In high school auto shop we used to lube speedo cables with lithium grease. Later at an MG club tech session, the mechanic holding the session mentioned that he used to get special Ford speedometer lube which was, I think (forgive the fading memory from 20 years ago), made mostly of molybdenum disulphide. Since my Midget was the guinea pig for the tech session, it got both its speedo and tach cables lubed with the stuff, and those needles were rock steady for the remaining two years that I owned the car.

Scott
 
David, I hope your satisfied I tried to hook up the speedo end of the cable today and noticed my brand new but not recent purchased cabled end was all buggered up.I find you responsible some how! /bcforum/images/%%GRAEMLIN_URL%%/devilgrin.gif
All you out there if I replace the inside can I leave the trans end in?
 
My replacement cable from TRF did not work when I put it in. Comparing it to the broken one that used to work, I saw that the speedo cable end was a little shorter to the plastic tab. After asking TRF about it, then checking the spec, and us verifying that the one they sent was correct, it started working. Hasn't stopped. But this past week, it started bouncing at about 20mph.

I'm going to try that lube when I get a chance, but I'm sort of afraid to break it. I took it out and replaced it 3 or 5 times, and it didn't start working until I filled up at a gas station -basically unexplained.

I think the old one was from VB, and they have a litle more cable between the plastic tab and the end that inserts into the speedo.

Jer
 
They didn't know what "MoS2 (molybdenum disulphide or moly for short)" was at the parts store. I have some white lithium in a spray can, and some "Engine Assembly Lube with Moly-ghraphite" which is better for the speedometer cable?
 
Try asking for "Dri Slide" at the local gun shop.

Given only the choice of white lithium or engine assembly lube; I'd go for the white lithium. Assembly lube is not optimized for long life.

Sounds to me like your cable is not protruding far enough at one end or the other, and finally just barely caught. You might be able to solve the problem by determining which end is short, and sliding the inner cable through the plastic retaining collar at the speedo head end to compensate. If you take the speedo end loose and can turn the inner cable in your fingers, it needs to go towards the transmission (which is apparently a common problem from what I've heard). If the head end is short, then the speedo/odo won't move when you take the gearbox end loose and turn the cable with your fingers.

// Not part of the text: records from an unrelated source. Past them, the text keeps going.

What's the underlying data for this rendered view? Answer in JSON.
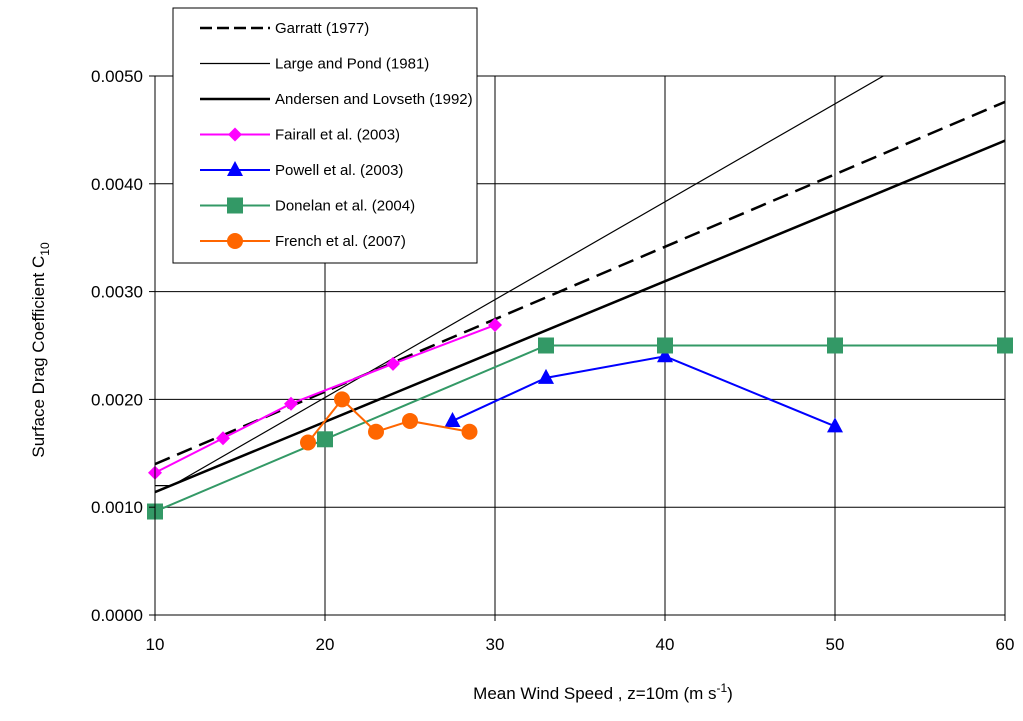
{
  "chart_data": {
    "type": "line",
    "xlabel": "Mean Wind Speed , z=10m",
    "xlabel_unit": "(m s",
    "xlabel_unit_sup": "-1",
    "xlabel_unit_end": ")",
    "ylabel": "Surface Drag Coefficient  C",
    "ylabel_sub": "10",
    "xlim": [
      10,
      60
    ],
    "ylim": [
      0,
      0.005
    ],
    "x_ticks": [
      10,
      20,
      30,
      40,
      50,
      60
    ],
    "x_tick_labels": [
      "10",
      "20",
      "30",
      "40",
      "50",
      "60"
    ],
    "y_ticks": [
      0,
      0.001,
      0.002,
      0.003,
      0.004,
      0.005
    ],
    "y_tick_labels": [
      "0.0000",
      "0.0010",
      "0.0020",
      "0.0030",
      "0.0040",
      "0.0050"
    ],
    "grid": true,
    "legend_position": "top-left",
    "series": [
      {
        "name": "Garratt (1977)",
        "color": "#000000",
        "style": "dashed",
        "marker": "none",
        "x": [
          10,
          60
        ],
        "y": [
          0.0014,
          0.00476
        ]
      },
      {
        "name": "Large and Pond (1981)",
        "color": "#000000",
        "style": "thin",
        "marker": "none",
        "x": [
          10,
          11,
          60
        ],
        "y": [
          0.0012,
          0.0012,
          0.00565
        ]
      },
      {
        "name": "Andersen and Lovseth (1992)",
        "color": "#000000",
        "style": "thick",
        "marker": "none",
        "x": [
          10,
          60
        ],
        "y": [
          0.00114,
          0.0044
        ]
      },
      {
        "name": "Fairall et al. (2003)",
        "color": "#ff00ff",
        "style": "solid",
        "marker": "diamond",
        "x": [
          10,
          14,
          18,
          24,
          30
        ],
        "y": [
          0.00132,
          0.00164,
          0.00196,
          0.00233,
          0.00269
        ]
      },
      {
        "name": "Powell et al. (2003)",
        "color": "#0000ff",
        "style": "solid",
        "marker": "triangle",
        "x": [
          27.5,
          33,
          40,
          50
        ],
        "y": [
          0.0018,
          0.0022,
          0.0024,
          0.00175
        ]
      },
      {
        "name": "Donelan et al. (2004)",
        "color": "#339966",
        "style": "solid",
        "marker": "square",
        "x": [
          10,
          20,
          33,
          40,
          50,
          60
        ],
        "y": [
          0.00096,
          0.00163,
          0.0025,
          0.0025,
          0.0025,
          0.0025
        ]
      },
      {
        "name": "French et al. (2007)",
        "color": "#ff6600",
        "style": "solid",
        "marker": "circle",
        "x": [
          19,
          21,
          23,
          25,
          28.5
        ],
        "y": [
          0.0016,
          0.002,
          0.0017,
          0.0018,
          0.0017
        ]
      }
    ]
  }
}
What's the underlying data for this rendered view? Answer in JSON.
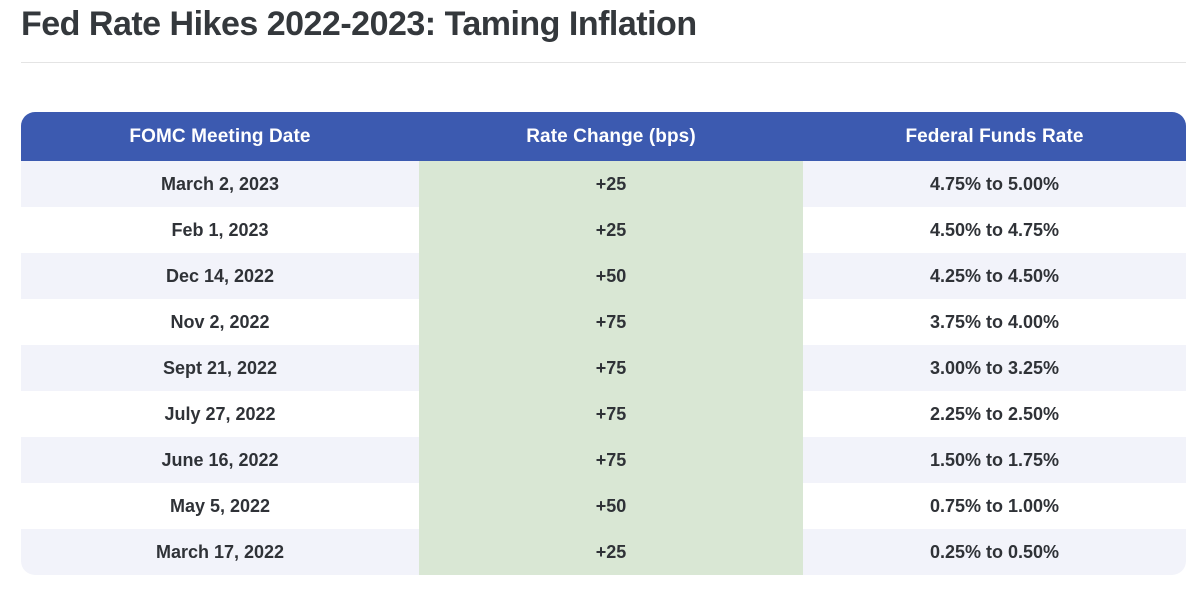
{
  "title": "Fed Rate Hikes 2022-2023: Taming Inflation",
  "colors": {
    "header_bg": "#3c5ab0",
    "header_text": "#ffffff",
    "row_alt_bg": "#f2f3fa",
    "row_bg": "#ffffff",
    "change_col_bg": "#d9e7d4",
    "title_text": "#34383c",
    "cell_text": "#2f3237",
    "divider": "#e4e4e4"
  },
  "chart_data": {
    "type": "table",
    "title": "Fed Rate Hikes 2022-2023: Taming Inflation",
    "columns": [
      "FOMC Meeting Date",
      "Rate Change (bps)",
      "Federal Funds Rate"
    ],
    "rows": [
      {
        "date": "March 2, 2023",
        "change_bps": "+25",
        "funds_rate": "4.75% to 5.00%"
      },
      {
        "date": "Feb 1, 2023",
        "change_bps": "+25",
        "funds_rate": "4.50% to 4.75%"
      },
      {
        "date": "Dec 14, 2022",
        "change_bps": "+50",
        "funds_rate": "4.25% to 4.50%"
      },
      {
        "date": "Nov 2, 2022",
        "change_bps": "+75",
        "funds_rate": "3.75% to 4.00%"
      },
      {
        "date": "Sept 21, 2022",
        "change_bps": "+75",
        "funds_rate": "3.00% to 3.25%"
      },
      {
        "date": "July 27, 2022",
        "change_bps": "+75",
        "funds_rate": "2.25% to 2.50%"
      },
      {
        "date": "June 16, 2022",
        "change_bps": "+75",
        "funds_rate": "1.50% to 1.75%"
      },
      {
        "date": "May 5, 2022",
        "change_bps": "+50",
        "funds_rate": "0.75% to 1.00%"
      },
      {
        "date": "March 17, 2022",
        "change_bps": "+25",
        "funds_rate": "0.25% to 0.50%"
      }
    ]
  }
}
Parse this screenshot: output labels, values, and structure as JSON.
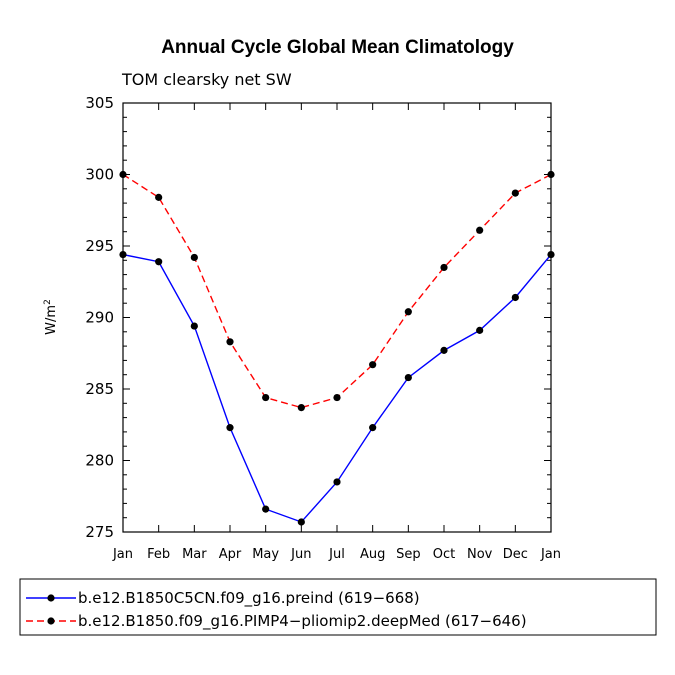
{
  "chart_data": {
    "type": "line",
    "title": "Annual Cycle Global Mean Climatology",
    "subtitle": "TOM clearsky net SW",
    "ylabel": "W/m",
    "ylabel_sup": "2",
    "xlabel": "",
    "ylim": [
      275,
      305
    ],
    "yticks": [
      275,
      280,
      285,
      290,
      295,
      300,
      305
    ],
    "categories": [
      "Jan",
      "Feb",
      "Mar",
      "Apr",
      "May",
      "Jun",
      "Jul",
      "Aug",
      "Sep",
      "Oct",
      "Nov",
      "Dec",
      "Jan"
    ],
    "legend_position": "bottom",
    "series": [
      {
        "name": "b.e12.B1850C5CN.f09_g16.preind (619−668)",
        "color": "#0000ff",
        "dash": "solid",
        "values": [
          294.4,
          293.9,
          289.4,
          282.3,
          276.6,
          275.7,
          278.5,
          282.3,
          285.8,
          287.7,
          289.1,
          291.4,
          294.4
        ]
      },
      {
        "name": "b.e12.B1850.f09_g16.PIMP4−pliomip2.deepMed (617−646)",
        "color": "#ff0000",
        "dash": "dashed",
        "values": [
          300.0,
          298.4,
          294.2,
          288.3,
          284.4,
          283.7,
          284.4,
          286.7,
          290.4,
          293.5,
          296.1,
          298.7,
          300.0
        ]
      }
    ]
  }
}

PS, McMaster-Carr has a wide variety of 'moly' lubricants, and their service is downright sudden. If you order right now, you might get it by tomorrow afternoon.
https://www.mcmaster.com/
 
My tach and speedo had the same problem and it had nothing to do with the cable! I think this is a common mistake to assume the problem is in the cable when it is actually in the tach or speedo itself.

With that said, replacing the cable is inexpensive to try when trouble shooting but don't overlook the instruments, they do seize up!
 
/bcforum/images/%%GRAEMLIN_URL%%/iagree.gif
The instruments can even be the cause of broken cables. When my latest Stag came to me, the PO had just replaced the speedo cable & angle drive and driven around the block to check that the speedo worked. I was less than 30 miles down the road before the angle drive broke again ... the speedo head would turn when cool, but bind tightly once it got hot.